Margarete Schütte-Lihotzky’s mythical Frankfurt kitchen
DS.WRITER:
Tasos Giannakopoulos
Margarete Schütte-Lihotzky | galeriefutura.de/
Now that Easter is coming up and we spend our time preparing and consuming foods, Easter bread and cookies, it is a perfect time to examine the exceptional case of Margarete Schütte-Lihotzky, the person who essentially created the forerunner of modern fitted kitchens that facilitate festive dinners, the typology named Frankfurt kitchen.
Frankfurt Kitchen | architecturalreview.com
Margarete "Grete" Schütte-Lihotzky (1897-2000) was an Austrian architect and communist, active in the Nazi resistance movement during WWII, whose extraordinary fate was to be the first woman to be accepted at Vienna’s Kunstgewerbeschule - today’s University of Applied Arts. Even though the empire had fallen some years ago, conservatism needed a little more time since Lihotzky got into the school only after a reference letter by the famous painter Gustav Klimt, personally prompted by her mother.
Margarete Schütte-Lihotzky | heroinas.net
Lihotzky came from a middle-class family, and after being urged by her professor Oskar Strnad to observe how people lived, and subsequently being shocked by the working-class quality of life, she decided she wanted to design for the larger majority of people. Her chance appeared with the New Frankfurt public housing program (1925-1930), directed by Ernst May, where her Frankfurt kitchen was constructed, mass-produced and ended up being reproduced almost ten thousand times until the end of the decade. Then, in public housing programs, the most innovative architects dealt with designing affordable, hygienic housing for the populace, with the residencies belonging to the state - an undertaking that, oddly enough, in the age of overpriced rental housing, doesn’t seem to concern many people.

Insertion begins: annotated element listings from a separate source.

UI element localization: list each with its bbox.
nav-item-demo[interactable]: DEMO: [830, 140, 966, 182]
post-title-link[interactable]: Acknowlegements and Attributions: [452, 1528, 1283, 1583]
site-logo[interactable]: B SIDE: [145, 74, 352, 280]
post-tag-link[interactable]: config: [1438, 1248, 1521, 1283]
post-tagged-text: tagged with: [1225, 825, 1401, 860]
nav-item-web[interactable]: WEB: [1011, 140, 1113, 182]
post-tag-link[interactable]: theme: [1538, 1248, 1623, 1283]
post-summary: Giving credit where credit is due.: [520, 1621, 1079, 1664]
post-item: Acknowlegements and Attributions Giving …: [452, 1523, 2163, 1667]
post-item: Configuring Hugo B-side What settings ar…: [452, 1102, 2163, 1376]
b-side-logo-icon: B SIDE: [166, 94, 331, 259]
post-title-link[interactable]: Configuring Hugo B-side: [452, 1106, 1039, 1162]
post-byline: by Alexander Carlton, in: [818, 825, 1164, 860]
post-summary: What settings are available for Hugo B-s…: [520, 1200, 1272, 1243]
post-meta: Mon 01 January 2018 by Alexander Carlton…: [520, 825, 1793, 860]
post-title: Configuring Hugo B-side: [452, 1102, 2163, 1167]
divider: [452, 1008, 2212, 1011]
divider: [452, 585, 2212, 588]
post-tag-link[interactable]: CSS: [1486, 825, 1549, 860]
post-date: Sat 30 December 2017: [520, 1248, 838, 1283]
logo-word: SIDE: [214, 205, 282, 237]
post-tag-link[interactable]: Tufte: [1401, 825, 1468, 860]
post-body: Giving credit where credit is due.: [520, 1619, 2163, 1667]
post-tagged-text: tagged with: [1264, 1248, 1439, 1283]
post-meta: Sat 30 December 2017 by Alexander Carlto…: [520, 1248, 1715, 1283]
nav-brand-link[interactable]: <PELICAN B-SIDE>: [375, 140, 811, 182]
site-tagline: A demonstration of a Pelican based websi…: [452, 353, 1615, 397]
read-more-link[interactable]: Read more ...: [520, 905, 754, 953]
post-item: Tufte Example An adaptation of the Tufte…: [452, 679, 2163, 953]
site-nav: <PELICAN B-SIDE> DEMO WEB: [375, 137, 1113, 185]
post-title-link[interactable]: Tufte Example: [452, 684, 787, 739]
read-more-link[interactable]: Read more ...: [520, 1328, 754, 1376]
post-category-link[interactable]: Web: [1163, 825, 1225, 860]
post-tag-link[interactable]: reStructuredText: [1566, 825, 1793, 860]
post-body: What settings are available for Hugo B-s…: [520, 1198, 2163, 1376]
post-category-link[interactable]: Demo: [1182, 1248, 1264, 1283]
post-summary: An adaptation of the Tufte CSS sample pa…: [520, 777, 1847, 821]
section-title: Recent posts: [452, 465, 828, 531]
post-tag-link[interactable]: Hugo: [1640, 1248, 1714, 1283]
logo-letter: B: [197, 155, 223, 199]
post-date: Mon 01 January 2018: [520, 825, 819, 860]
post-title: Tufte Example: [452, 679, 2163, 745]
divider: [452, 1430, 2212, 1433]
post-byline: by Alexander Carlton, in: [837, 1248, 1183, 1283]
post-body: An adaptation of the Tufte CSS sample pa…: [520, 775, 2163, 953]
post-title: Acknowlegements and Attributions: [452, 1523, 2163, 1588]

The kitchen she designs is largely based on Taylorism, meaning that it follows certain rules for serial mass production and aims to be functional and affordable but also convenient. It strove to be a low-cost design that would contribute to efficient labour by following a scientific method. Based on studies that examined the timeframe of certain movements enacted by women within the kitchen area, Lihotzky, following a scientific direction, attempts to reduce unnecessary effort within the kitchen by minimising movements to the least possible. The space, providing a dining cart and surfaces placed strategically for faster and more efficient meal preparation, is transformed into a proper workshop of a true technician, with special places for each ingredient yet the very person who effectively manipulates the space and its tools, namely the woman, is not measured in the same standards.
Frankfurt Kitchen Drawings | architecturalreview.com
Frankfurt Kitchen Plan | pinimg.com
Frankfurt kitchen is a project with several contradictions. As Gwendolen Webster reports, Lihotzky writes that she was pressured to become the face of the Frankfurt kitchen to promote the idea of a kitchen "by women, for women", which sounds like a quite modern advertising campaign. But, even if her actual contribution was less significant than the mythical proportions it has assumed, the Austrian architect was certainly the person who established the Frankfurt kitchen with her public declarations and speech. Another characteristic contradiction of the project concerns the time that this particular typology claims to save. Does it end up serving to emancipate the woman by giving her more time for leisure activities or does it save time so that she can be more efficient at the factory? Or does the sliding door that separates her from the rest of domestic life entrench the woman's role even more firmly in the kitchen?
Frankfurt Kitchen Model | archinect.net
Answering such questions in just a few lines seems naive to say the least, and architecture and design, fortunately, or unfortunately, have limited power in creating or solving such issues of power dynamics in society. The only thing certain is that Margarete Schütte-Lihotzky is a model designer who wants to alleviate human suffering and not use it only as moral capital or to climb the social ladder. Closing with yet another contradiction, the way we cook was forever transformed because of her, even though she herself never cooked.